The Parents' Guide


Your Child and Technology


There is one thing for which the parents of today cannot follow the lead of their own parents: how to integrate technology in the upbringing of their children. A tablet may keep a Child occupied for long hours, but should he or she not also engage in other activities? The internet offers many great resources for children, but how do we protect them from bad or harmful content? It is easy to observe what children watch on the TV in the living room, but how to monitor what they are exposed to on a phone or tablet?



Here are a few tips that can help parents to balance their approach:


 1. Tech and time


Set time limits or fixed periods for activities on screen. This is especially important for children who tend to spend all their free time on a device, at the expense of physical exercise or playing with others. Tech devices are typically designed for individual use and do not require much physical effort. For holistic development, children need social interaction and physical movement, so there needs to be a balance.


(This is not unlike yesteryear’s parents who chased us away from the telly and told us to go and play outdoors.)





2. Connectivity


For younger children who do not yet get school assignments that require research on the net, provide a device without an internet connection. That makes it easier to control content and reduces the need for supervision.


3. Online resources


The internet is a great alternative to the community library and your Child should benefit from it.

Some examples:


- There are many websites with interactive reading and maths exercises. This can benefit children who need more or different practice to keep up with the class curriculum.


- Stories for reading-together-time


- Project work: information on topics that children need or want to know more about; for example nature or history.



As your Child grows older, you can teach them how to use a search engine and how to distinguish between good and bad content. Use filters and a child-friendly browser to enable your Child to gradually start surfing on their own.

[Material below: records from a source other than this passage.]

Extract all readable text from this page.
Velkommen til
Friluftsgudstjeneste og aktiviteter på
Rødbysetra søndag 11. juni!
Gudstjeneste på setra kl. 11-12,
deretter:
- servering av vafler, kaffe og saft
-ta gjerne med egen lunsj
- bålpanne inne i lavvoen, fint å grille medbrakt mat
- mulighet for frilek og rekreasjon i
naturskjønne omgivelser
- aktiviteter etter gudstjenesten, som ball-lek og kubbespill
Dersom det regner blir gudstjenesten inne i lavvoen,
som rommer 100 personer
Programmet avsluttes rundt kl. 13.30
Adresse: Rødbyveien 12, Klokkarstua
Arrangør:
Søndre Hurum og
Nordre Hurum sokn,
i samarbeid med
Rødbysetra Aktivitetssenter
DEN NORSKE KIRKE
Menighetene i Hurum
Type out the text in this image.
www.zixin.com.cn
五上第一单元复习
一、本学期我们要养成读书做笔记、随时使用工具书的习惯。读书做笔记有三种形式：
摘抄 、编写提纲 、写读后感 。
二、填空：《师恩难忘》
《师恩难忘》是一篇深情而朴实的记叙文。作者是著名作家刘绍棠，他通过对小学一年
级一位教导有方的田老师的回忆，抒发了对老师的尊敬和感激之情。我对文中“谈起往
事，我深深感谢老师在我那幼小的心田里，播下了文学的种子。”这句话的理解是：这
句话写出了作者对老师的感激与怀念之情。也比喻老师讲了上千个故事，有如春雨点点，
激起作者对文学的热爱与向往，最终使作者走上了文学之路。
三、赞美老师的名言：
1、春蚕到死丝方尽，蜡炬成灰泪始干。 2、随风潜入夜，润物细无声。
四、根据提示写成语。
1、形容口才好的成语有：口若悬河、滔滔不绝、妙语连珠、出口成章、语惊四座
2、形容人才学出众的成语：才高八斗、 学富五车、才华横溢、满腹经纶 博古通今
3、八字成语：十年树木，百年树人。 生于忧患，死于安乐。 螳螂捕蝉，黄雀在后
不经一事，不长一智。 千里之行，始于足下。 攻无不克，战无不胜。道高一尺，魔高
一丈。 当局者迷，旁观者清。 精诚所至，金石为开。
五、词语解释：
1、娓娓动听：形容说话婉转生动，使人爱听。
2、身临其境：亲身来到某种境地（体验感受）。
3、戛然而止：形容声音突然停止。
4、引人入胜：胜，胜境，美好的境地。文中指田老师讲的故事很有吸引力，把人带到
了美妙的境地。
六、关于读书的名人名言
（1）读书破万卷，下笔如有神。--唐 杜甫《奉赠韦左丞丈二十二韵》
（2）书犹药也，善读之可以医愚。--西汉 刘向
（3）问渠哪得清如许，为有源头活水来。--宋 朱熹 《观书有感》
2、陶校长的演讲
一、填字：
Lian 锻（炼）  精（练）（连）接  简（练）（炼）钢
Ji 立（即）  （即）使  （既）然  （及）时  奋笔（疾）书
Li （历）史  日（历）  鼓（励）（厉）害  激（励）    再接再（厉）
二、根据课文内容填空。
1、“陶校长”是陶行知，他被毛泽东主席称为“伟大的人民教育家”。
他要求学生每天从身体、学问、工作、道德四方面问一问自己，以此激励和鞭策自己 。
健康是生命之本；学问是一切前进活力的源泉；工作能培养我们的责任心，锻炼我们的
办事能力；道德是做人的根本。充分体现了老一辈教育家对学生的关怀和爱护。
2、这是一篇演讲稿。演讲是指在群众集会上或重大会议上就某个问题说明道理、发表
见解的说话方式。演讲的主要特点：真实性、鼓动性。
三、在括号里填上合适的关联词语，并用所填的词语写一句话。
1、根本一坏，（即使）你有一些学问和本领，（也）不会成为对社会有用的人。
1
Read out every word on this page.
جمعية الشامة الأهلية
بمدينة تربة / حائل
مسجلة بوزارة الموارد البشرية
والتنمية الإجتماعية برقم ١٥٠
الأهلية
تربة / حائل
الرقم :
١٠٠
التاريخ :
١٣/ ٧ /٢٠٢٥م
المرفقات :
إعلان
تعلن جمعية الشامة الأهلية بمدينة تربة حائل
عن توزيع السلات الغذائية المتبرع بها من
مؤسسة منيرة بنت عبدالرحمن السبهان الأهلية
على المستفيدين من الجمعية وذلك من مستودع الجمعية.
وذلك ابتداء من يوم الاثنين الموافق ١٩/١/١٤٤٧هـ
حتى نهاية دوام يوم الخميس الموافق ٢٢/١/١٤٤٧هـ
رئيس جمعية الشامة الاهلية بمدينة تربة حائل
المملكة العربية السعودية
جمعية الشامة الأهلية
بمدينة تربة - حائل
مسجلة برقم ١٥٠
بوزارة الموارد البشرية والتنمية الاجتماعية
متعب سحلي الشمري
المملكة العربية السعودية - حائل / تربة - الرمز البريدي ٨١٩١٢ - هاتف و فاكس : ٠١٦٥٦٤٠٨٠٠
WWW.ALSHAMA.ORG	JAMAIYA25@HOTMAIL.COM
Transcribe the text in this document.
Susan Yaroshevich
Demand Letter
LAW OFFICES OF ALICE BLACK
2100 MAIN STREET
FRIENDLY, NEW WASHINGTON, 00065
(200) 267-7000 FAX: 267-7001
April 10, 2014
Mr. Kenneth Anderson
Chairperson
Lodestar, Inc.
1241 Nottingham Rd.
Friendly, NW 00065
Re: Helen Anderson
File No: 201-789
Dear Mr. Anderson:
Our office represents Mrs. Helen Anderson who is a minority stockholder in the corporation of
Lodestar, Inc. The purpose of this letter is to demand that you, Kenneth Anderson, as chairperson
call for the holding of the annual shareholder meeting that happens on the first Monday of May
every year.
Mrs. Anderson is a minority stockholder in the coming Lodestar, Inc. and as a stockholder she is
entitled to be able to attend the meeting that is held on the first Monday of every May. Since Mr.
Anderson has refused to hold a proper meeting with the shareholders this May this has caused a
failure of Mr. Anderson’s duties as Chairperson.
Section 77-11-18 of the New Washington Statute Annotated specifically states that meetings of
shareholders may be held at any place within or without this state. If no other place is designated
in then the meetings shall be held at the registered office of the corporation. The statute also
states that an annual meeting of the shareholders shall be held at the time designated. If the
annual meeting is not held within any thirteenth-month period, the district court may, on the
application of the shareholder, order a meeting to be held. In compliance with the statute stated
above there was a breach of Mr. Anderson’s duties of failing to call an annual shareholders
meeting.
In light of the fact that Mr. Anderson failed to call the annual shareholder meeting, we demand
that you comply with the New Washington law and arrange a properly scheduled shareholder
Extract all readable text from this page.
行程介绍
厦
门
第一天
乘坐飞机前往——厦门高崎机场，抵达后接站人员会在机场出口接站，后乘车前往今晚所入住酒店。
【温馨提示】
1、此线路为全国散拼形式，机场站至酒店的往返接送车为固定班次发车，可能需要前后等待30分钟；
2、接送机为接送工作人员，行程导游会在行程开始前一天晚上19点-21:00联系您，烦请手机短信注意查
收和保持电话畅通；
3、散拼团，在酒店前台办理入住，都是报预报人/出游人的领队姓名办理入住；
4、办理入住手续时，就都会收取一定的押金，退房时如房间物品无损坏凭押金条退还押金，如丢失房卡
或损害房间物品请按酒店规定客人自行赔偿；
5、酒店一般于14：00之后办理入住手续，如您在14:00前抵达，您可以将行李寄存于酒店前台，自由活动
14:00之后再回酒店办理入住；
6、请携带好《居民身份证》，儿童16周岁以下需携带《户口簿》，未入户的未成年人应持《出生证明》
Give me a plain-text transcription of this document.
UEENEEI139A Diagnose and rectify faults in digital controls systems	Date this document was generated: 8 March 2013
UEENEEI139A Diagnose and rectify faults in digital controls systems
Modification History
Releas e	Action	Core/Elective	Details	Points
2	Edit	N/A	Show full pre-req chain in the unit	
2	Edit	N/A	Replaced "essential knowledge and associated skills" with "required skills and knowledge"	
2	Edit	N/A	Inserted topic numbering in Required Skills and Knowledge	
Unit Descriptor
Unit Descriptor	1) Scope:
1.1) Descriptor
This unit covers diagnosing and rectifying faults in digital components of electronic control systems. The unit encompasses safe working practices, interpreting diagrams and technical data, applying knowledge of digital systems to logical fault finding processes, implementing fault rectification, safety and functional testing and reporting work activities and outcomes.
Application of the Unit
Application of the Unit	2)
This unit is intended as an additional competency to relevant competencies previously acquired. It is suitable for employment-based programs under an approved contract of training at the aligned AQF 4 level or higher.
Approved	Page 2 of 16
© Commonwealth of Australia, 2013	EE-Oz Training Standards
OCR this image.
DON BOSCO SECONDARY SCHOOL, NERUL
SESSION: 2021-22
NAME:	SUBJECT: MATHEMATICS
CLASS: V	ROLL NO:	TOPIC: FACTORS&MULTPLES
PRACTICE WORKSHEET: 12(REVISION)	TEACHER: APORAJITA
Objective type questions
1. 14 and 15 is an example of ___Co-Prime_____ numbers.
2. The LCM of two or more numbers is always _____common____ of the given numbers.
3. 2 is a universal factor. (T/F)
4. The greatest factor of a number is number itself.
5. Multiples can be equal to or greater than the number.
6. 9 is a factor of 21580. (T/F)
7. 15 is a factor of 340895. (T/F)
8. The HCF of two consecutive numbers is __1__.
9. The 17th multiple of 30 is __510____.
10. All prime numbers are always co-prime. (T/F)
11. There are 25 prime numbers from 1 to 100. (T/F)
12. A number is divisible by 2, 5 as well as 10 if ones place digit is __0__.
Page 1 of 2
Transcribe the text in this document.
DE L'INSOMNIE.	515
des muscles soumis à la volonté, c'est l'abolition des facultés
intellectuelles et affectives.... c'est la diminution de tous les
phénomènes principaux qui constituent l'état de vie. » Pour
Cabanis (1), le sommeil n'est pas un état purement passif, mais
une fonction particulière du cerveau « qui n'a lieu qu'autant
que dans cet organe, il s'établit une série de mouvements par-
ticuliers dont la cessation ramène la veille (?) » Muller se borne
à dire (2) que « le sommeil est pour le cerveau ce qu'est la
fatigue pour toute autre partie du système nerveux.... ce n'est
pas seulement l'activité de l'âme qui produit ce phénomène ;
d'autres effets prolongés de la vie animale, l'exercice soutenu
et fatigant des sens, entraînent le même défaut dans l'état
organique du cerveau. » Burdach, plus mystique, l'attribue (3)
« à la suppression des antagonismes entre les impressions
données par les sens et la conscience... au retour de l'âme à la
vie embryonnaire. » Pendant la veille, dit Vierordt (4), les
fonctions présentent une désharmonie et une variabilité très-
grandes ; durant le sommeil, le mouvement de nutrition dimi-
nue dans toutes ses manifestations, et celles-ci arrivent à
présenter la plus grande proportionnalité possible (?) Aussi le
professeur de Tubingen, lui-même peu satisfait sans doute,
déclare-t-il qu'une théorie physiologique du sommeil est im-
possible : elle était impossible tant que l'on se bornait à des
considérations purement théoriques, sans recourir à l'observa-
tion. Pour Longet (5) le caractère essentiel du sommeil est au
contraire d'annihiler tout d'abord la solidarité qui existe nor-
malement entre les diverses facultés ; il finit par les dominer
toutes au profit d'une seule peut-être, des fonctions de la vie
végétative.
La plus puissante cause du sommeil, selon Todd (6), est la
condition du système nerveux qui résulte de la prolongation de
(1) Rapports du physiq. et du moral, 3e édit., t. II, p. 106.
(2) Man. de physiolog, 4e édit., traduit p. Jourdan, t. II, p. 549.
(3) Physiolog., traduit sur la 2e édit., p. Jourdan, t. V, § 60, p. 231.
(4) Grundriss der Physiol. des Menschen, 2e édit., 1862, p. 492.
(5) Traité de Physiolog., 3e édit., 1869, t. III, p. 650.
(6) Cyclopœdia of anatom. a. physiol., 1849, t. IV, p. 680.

4. Cultural identity and foreign content


Sadly, there is still very little home-grown content from Ghana on the net. Ghanaian children are much exposed to images, vocabulary and concepts that do not connect with their culture and living environment. Actively search for local resources to help develop your Child’s cultural identity and pride.



5. Talk talk talk


Be closely involved with your Child’s online life and build rapport and trust for your Child to confide in you. Do things together online and allow your Child to learn from you. Answer questions and point out dos and don’ts as you go. 



A few practical tips:


- Set your own phone number as password on the device your Child uses. In emergency situations they will know it by heart!


- Talk to your Child’s school or PTA about including lessons on responsible use of social media and the internet in the school curriculum.